Commento al Vangelo: Imitare i niniviti e la regina del Sud

Vangelo e commento del mercoledì della 1ª settimana di Quaresima “Mentre le folle si accalcavano, Gesù cominciò a dire: «Questa generazione è una generazione malvagia»”. Mentre viaggia verso Gerusalemme, Gesù ottiene risposte diverse al suo messaggio di salvezza. C’è chi accoglie il suo messaggio con fede e altri che si ostinano a non ascoltarlo.

Opus Dei - Commento al Vangelo: Imitare i niniviti e la regina del Sud

Vangelo (Lc 11, 29-32)

Mentre le folle si accalcavano, Gesù cominciò a dire: «Questa generazione è una generazione malvagia; essa cerca un segno, ma non le sarà dato alcun segno, se non il segno di Giona. Poiché, come Giona fu un segno per quelli di Ninive, così anche il Figlio dell'uomo lo sarà per questa generazione. Nel giorno del giudizio, la regina del Sud si alzerà contro gli uomini di questa generazione e li condannerà, perché ella venne dagli estremi confini della terra per ascoltare la sapienza di Salomone. Ed ecco, qui vi è uno più grande di Salomone. Nel giorno del giudizio, gli abitanti di Ninive si alzeranno contro questa generazione e la condanneranno, perché essi alla predicazione di Giona si convertirono. Ed ecco, qui vi è uno più grande di Giona.


Commento

Oggi, dal Signore, ascoltiamo parole dure.

Gesù e i suoi discepoli sono in cammino verso Gerusalemme. Durante il viaggio, molti accolgono il messaggio del Vangelo con apertura di fede, ma ci sono anche molti altri che lo rifiutano apertamente e contro questi ultimi sono dirette le parole del Signore.

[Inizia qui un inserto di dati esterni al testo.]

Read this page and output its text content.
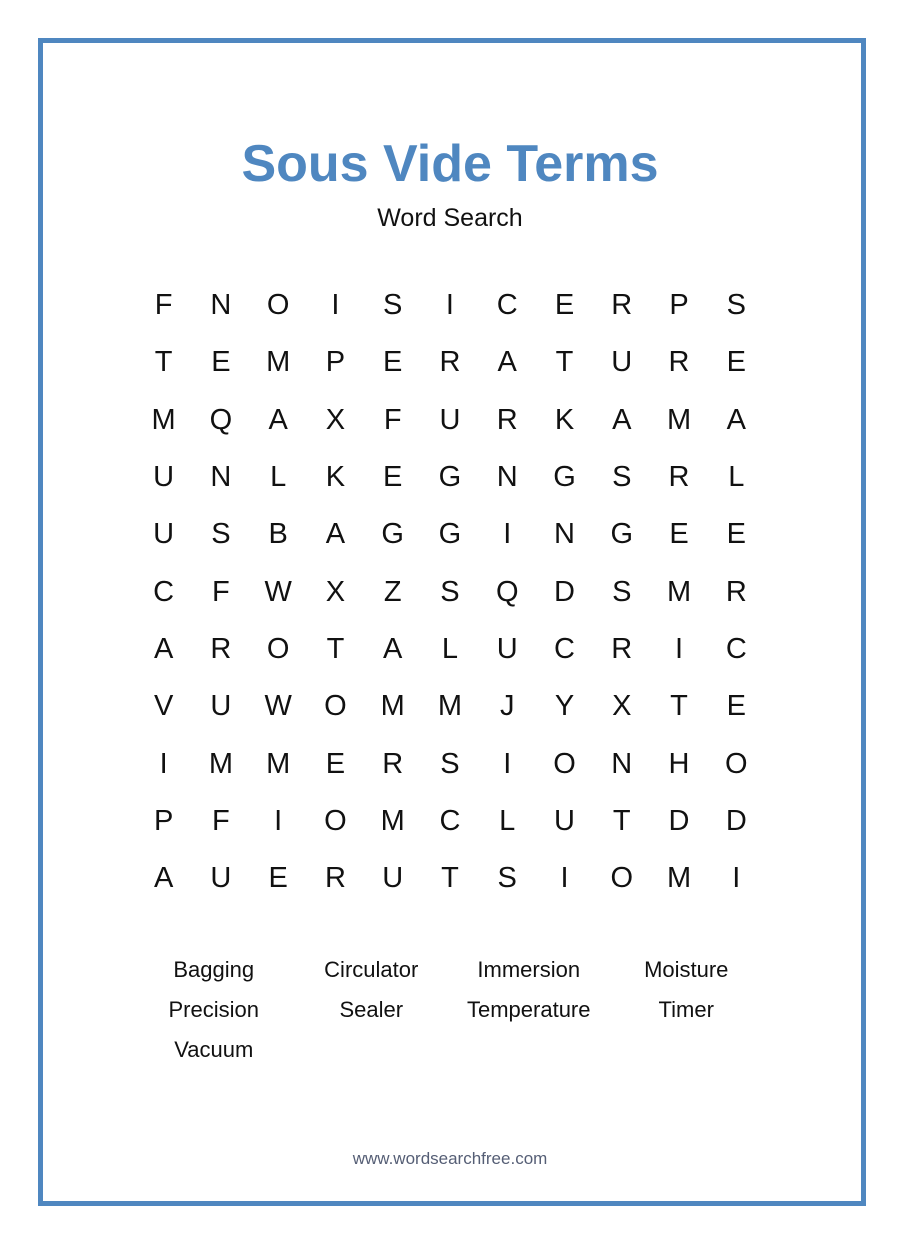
Sous Vide Terms
Word Search
F	N	O	I	S	I	C	E	R	P	S
T	E	M	P	E	R	A	T	U	R	E
M	Q	A	X	F	U	R	K	A	M	A
U	N	L	K	E	G	N	G	S	R	L
U	S	B	A	G	G	I	N	G	E	E
C	F	W	X	Z	S	Q	D	S	M	R
A	R	O	T	A	L	U	C	R	I	C
V	U	W	O	M	M	J	Y	X	T	E
I	M	M	E	R	S	I	O	N	H	O
P	F	I	O	M	C	L	U	T	D	D
A	U	E	R	U	T	S	I	O	M	I
Bagging	Circulator	Immersion	Moisture
Precision	Sealer	Temperature	Timer
Vacuum
www.wordsearchfree.com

Gesù ricorda due episodi dell’Antico Testamento. In primo luogo, quello di Giona, figlio di Amittai (Gi0 1,1): questo personaggio, lungo i secoli, ha catturato l’immaginazione della pietà popolare, a causa del favoloso racconto del profeta ingoiato da un grande pesce e, infine, depositato sulla terra ferma. Ma, non è per questo che Gesù lo ricorda, quanto, piuttosto, per quello che accadde dopo che la balena lo depositò sulla terra ferma. Allora, Giona fu inviato a predicare agli abitanti di Ninive, come, ora, Gesù annuncia il Vangelo agli israeliti. Se i niniviti ascoltarono il profeta e si convertirono, restava da vedere come avrebbero reagito quelli che ascoltavano il messaggio di Gesù e, poi, resta da vedere come reagiamo anche noi.

Il secondo episodio, quello che si riferisce alla regina del Sud (cfr. 1Re 10,1-13), sottolinea la stessa idea. Narra il primo libro dei Re che “La regina di Saba, sentita la fama di Salomone, dovuta al nome del Signore, venne per metterlo alla prova con enigmi”. Nonostante il suo scetticismo, ascolta Salomone con mente aperta e riconosce che la sua sapienza gli era stata data dall’alto.

Il Signore, oggi, ci avverte che dobbiamo essere vigilanti, per saperlo riconoscere nelle diverse circostanze. Non sempre il modo di presentarsi di Dio è chiaro, ma, se sappiamo ascoltare come gli abitanti di Ninive e se sappiamo essere attenti come la regina del Sud, sapremo ceramente capire che siamo davanti a Gesù che ci parla.